Project description:Interhomolog crossovers (COs) are a prerequisite for achieving accurate chromosome segregation during meiosis [1, 2]. COs are not randomly positioned, occurring at distinct genomic intervals during meiosis in all species examined [3-10]. The role of CO position as a major determinant of accurate chromosome segregation has not been previously directly analyzed in a metazoan. Here, we use spo-11 mutants, which lack endogenous DNA double-strand breaks (DSBs), to induce a single DSB by Mos1 transposon excision at defined chromosomal locations in the C. elegans germline and show that the position of the resulting CO directly affects the formation of distinct chromosome subdomains during meiotic chromosome remodeling. CO formation in the typically CO-deprived center region of autosomes leads to premature loss of sister chromatid cohesion and chromosome missegregation, whereas COs at an off-centered position, as in wild type, can result in normal remodeling and accurate segregation. Ionizing radiation (IR)-induced DSBs lead to the same outcomes, and modeling of IR dose-response reveals that the CO-unfavorable center region encompasses up to 6% of the total chromosome length.
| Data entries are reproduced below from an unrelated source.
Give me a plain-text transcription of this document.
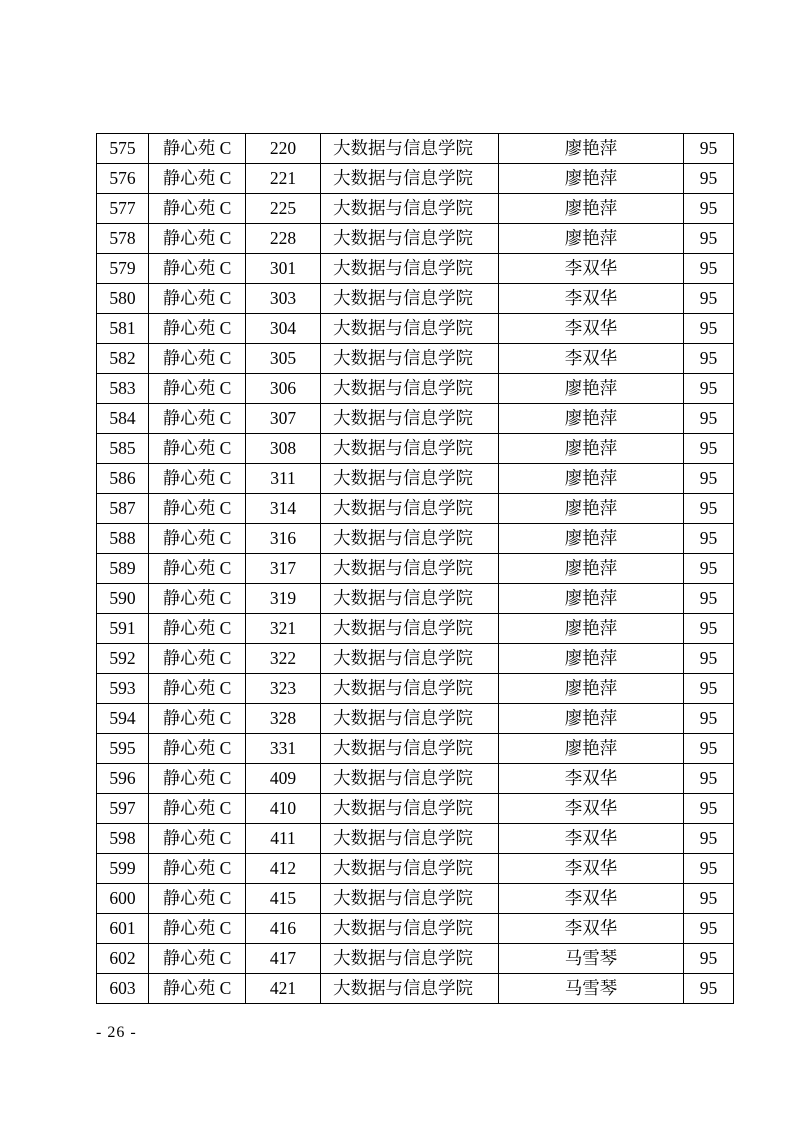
575	静心苑 C	220	大数据与信息学院	廖艳萍	95
576	静心苑 C	221	大数据与信息学院	廖艳萍	95
577	静心苑 C	225	大数据与信息学院	廖艳萍	95
578	静心苑 C	228	大数据与信息学院	廖艳萍	95
579	静心苑 C	301	大数据与信息学院	李双华	95
580	静心苑 C	303	大数据与信息学院	李双华	95
581	静心苑 C	304	大数据与信息学院	李双华	95
582	静心苑 C	305	大数据与信息学院	李双华	95
583	静心苑 C	306	大数据与信息学院	廖艳萍	95
584	静心苑 C	307	大数据与信息学院	廖艳萍	95
585	静心苑 C	308	大数据与信息学院	廖艳萍	95
586	静心苑 C	311	大数据与信息学院	廖艳萍	95
587	静心苑 C	314	大数据与信息学院	廖艳萍	95
588	静心苑 C	316	大数据与信息学院	廖艳萍	95
589	静心苑 C	317	大数据与信息学院	廖艳萍	95
590	静心苑 C	319	大数据与信息学院	廖艳萍	95
591	静心苑 C	321	大数据与信息学院	廖艳萍	95
592	静心苑 C	322	大数据与信息学院	廖艳萍	95
593	静心苑 C	323	大数据与信息学院	廖艳萍	95
594	静心苑 C	328	大数据与信息学院	廖艳萍	95
595	静心苑 C	331	大数据与信息学院	廖艳萍	95
596	静心苑 C	409	大数据与信息学院	李双华	95
597	静心苑 C	410	大数据与信息学院	李双华	95
598	静心苑 C	411	大数据与信息学院	李双华	95
599	静心苑 C	412	大数据与信息学院	李双华	95
600	静心苑 C	415	大数据与信息学院	李双华	95
601	静心苑 C	416	大数据与信息学院	李双华	95
602	静心苑 C	417	大数据与信息学院	马雪琴	95
603	静心苑 C	421	大数据与信息学院	马雪琴	95
- 26 -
DSBs proximal to telomeres rarely form COs, likely because of formation of unstable recombination intermediates that cannot be sustained as chiasmata until late prophase. Our work supports a model in which regulation of CO position early in meiotic prophase is required for proper designation of chromosome subdomains and normal chromosome remodeling in late meiotic prophase I, resulting in accurate chromosome segregation and providing a mechanism to prevent aneuploid gamete formation.